Terkait hal tersebut ia melanjutkan, dalam 2 Tahun ini, sebanyak 271 daerah pasti dipimpin oleh pejabat daerah sehingga ini merupakan momen yang krusial bagi kita karena bersamaan dengan dikeluarkannya 3 UU oleh Pemerintah Pusat yang cukup strategis bagi daerah, diantara nya yaitu UU Cipta Kerja, UU Hubungan Keuangan Pusat dan Daerah, lalu UU Ibu Kota Negara.

“Terkait 3 UU ini menjadi sebuah hal yang krusial karena dalam artiannya, karena para Pejabat Daerah akan menjadi Kapten bagi Daerah nya sendiri-sendiri untuk menindak lanjuti UU tersebut. Kepala Daerah tentunya melewati DPRD merupakan penyelenggara Pemerintah Daerah yang berperan penting untuk mendorong dan merespon tentang 3 UU itu," pungkasnya.
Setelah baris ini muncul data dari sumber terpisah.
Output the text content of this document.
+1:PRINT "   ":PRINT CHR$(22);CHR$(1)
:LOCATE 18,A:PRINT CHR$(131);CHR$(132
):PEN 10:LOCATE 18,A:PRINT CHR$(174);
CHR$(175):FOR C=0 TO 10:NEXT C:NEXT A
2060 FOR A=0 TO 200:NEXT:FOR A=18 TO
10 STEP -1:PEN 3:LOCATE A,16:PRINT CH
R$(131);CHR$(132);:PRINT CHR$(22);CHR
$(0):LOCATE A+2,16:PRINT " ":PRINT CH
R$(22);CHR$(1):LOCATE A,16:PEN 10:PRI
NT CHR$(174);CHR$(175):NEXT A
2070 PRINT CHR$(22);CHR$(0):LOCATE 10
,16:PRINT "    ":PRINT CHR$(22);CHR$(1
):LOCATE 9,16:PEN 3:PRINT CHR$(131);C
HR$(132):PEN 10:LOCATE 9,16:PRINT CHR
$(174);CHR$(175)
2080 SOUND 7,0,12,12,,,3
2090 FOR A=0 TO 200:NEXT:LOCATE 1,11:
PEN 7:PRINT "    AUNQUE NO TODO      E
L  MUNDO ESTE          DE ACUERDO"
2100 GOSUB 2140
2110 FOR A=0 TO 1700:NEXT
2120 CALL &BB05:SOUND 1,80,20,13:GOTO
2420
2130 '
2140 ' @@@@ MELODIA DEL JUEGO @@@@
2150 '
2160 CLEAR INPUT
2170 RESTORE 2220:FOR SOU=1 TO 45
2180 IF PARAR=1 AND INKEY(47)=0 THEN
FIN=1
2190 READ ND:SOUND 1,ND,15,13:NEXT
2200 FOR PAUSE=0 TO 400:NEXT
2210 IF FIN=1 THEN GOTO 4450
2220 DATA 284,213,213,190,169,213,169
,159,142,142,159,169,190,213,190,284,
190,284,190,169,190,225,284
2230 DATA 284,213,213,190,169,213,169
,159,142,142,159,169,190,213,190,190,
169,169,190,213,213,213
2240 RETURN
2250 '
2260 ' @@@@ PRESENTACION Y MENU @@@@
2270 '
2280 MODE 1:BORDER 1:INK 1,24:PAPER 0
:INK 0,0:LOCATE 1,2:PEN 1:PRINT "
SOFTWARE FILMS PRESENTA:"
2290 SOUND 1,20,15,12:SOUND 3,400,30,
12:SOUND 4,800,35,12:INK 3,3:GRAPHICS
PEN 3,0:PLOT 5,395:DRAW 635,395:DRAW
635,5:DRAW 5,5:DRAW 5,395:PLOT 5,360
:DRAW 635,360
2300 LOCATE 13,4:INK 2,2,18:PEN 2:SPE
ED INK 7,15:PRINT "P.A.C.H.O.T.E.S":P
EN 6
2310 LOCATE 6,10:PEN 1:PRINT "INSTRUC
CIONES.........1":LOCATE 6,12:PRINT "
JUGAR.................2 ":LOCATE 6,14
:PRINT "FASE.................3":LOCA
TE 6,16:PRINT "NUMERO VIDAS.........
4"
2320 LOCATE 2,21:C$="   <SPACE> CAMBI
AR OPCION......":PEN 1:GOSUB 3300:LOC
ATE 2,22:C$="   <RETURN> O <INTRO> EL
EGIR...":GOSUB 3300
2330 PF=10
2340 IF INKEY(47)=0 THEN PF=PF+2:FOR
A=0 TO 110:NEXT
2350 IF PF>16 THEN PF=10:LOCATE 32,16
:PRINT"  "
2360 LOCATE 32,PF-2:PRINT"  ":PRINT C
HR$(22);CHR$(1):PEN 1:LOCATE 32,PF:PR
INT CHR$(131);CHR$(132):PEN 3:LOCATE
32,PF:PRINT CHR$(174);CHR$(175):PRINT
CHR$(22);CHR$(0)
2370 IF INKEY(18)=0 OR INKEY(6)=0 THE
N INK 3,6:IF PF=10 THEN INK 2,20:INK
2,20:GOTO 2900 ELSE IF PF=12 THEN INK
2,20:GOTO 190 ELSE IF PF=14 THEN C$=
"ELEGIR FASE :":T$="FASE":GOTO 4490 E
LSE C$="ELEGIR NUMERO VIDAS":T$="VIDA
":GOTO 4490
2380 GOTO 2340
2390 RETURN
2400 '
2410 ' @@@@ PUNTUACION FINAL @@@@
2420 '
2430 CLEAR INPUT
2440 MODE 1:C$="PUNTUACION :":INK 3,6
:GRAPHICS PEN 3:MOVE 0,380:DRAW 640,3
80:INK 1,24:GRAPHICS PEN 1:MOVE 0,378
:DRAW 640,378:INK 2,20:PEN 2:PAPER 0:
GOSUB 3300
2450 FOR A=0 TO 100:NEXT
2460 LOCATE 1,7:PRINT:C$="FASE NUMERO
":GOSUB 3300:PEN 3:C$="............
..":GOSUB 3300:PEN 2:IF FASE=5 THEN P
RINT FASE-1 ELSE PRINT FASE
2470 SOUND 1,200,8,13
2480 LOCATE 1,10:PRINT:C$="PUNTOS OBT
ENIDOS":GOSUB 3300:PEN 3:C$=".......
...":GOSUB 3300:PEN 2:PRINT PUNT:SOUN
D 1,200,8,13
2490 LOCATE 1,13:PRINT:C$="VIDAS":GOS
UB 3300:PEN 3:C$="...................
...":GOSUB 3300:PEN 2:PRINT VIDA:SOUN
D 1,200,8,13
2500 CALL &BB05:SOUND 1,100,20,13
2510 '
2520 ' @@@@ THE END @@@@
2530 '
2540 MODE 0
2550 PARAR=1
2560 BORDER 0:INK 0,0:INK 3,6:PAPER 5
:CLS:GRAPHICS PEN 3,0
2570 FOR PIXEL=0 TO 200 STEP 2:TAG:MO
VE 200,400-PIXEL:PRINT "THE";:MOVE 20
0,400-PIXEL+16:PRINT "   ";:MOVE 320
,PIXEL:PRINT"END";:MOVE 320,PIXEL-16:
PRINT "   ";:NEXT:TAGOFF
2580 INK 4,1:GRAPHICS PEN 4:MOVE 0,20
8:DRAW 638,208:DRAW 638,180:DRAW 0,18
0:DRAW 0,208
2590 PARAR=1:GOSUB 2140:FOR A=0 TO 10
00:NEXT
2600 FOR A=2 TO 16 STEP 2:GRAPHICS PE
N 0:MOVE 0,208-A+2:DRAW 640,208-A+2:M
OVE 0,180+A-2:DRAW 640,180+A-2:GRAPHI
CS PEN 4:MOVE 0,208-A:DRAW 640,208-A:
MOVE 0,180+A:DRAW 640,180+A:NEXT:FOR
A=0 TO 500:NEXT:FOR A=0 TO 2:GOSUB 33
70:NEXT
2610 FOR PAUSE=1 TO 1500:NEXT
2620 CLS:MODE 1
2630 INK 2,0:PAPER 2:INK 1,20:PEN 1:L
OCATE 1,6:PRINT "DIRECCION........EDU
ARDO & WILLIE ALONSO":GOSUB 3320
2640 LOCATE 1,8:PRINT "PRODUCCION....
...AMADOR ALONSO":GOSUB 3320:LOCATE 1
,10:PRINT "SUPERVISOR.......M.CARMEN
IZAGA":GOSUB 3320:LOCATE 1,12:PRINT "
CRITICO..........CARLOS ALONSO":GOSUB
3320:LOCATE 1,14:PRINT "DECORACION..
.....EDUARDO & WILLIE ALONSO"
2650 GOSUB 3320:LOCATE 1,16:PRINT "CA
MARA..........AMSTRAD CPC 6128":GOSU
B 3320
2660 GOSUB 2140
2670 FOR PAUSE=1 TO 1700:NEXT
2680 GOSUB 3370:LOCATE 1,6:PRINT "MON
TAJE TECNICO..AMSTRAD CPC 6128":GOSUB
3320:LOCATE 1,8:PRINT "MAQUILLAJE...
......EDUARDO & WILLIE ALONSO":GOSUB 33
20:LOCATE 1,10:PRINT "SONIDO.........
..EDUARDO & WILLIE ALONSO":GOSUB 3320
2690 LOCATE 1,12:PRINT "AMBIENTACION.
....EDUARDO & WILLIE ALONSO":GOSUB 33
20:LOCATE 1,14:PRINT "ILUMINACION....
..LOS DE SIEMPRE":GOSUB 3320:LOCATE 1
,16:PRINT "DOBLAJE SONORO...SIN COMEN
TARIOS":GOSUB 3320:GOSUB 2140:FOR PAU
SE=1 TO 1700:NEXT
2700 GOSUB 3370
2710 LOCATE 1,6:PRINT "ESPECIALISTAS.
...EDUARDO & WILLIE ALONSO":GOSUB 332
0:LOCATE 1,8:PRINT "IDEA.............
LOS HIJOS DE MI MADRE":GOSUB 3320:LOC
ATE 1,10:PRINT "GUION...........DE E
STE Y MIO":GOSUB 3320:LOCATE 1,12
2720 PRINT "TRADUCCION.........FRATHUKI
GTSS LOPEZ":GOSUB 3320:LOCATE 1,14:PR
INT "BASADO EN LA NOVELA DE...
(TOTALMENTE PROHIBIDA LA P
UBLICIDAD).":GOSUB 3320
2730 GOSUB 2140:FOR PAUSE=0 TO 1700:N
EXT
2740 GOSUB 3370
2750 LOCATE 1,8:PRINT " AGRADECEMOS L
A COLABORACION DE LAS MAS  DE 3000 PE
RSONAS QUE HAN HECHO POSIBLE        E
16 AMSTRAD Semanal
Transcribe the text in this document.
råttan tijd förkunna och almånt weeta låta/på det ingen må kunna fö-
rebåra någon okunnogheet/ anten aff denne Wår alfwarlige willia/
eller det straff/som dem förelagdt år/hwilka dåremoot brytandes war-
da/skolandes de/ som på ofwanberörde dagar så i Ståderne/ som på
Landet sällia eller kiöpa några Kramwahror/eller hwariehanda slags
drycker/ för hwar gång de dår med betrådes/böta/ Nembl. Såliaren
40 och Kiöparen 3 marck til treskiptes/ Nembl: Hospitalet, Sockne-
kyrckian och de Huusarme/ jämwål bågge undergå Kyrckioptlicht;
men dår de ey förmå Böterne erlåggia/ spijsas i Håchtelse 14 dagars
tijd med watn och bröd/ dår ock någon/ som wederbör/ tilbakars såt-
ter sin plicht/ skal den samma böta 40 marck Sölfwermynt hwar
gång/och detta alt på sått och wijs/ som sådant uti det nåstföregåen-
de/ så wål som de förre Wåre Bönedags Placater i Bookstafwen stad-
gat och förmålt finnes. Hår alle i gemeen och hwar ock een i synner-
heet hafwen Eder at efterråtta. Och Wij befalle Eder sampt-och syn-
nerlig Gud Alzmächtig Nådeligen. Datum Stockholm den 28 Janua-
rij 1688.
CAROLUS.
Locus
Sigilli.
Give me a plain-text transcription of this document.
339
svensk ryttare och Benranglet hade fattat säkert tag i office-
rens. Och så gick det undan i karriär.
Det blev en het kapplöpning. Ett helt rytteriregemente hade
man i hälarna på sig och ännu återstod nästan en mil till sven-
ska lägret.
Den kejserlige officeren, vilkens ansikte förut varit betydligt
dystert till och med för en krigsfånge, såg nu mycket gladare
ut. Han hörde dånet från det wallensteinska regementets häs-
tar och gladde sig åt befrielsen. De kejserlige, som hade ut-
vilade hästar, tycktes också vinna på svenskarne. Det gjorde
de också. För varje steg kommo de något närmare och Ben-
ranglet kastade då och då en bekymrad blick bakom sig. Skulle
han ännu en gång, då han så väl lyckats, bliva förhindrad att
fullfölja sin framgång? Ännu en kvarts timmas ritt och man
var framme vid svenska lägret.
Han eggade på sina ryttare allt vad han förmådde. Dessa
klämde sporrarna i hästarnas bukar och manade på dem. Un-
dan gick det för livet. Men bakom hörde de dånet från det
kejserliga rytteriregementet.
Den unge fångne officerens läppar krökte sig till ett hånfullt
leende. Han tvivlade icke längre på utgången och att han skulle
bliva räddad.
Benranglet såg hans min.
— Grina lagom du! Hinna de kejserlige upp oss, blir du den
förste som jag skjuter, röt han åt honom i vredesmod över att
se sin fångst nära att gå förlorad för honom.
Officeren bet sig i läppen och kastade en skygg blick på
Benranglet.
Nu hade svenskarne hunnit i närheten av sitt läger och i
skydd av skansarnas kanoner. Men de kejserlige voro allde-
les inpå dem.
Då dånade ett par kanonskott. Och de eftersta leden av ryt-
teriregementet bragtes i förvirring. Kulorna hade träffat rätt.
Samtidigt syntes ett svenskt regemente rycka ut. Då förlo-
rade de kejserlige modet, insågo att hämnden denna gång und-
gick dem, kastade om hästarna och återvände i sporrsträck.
Otonomi Daerah sendiri dapat diartikan sebagai kebebasan (kewenangan) yang dimiliki oleh Pemerintah Daerah yang memungkinkan mereka untuk membuat inisiatif sendiri dalam rangka mengelola dan mengoptimalkan sumber daya yang dimiliki oleh daerahnya sendiri. Otonomi Daerah merupakan kebebasan untuk dapat berbuat sesuai dengan kebutuhan masyarakat setempat dengan implementasinya tertuju kepada Kesejahteraan Bersama yang memang disebut sebagai cita-cita Bangsa Indonesia. 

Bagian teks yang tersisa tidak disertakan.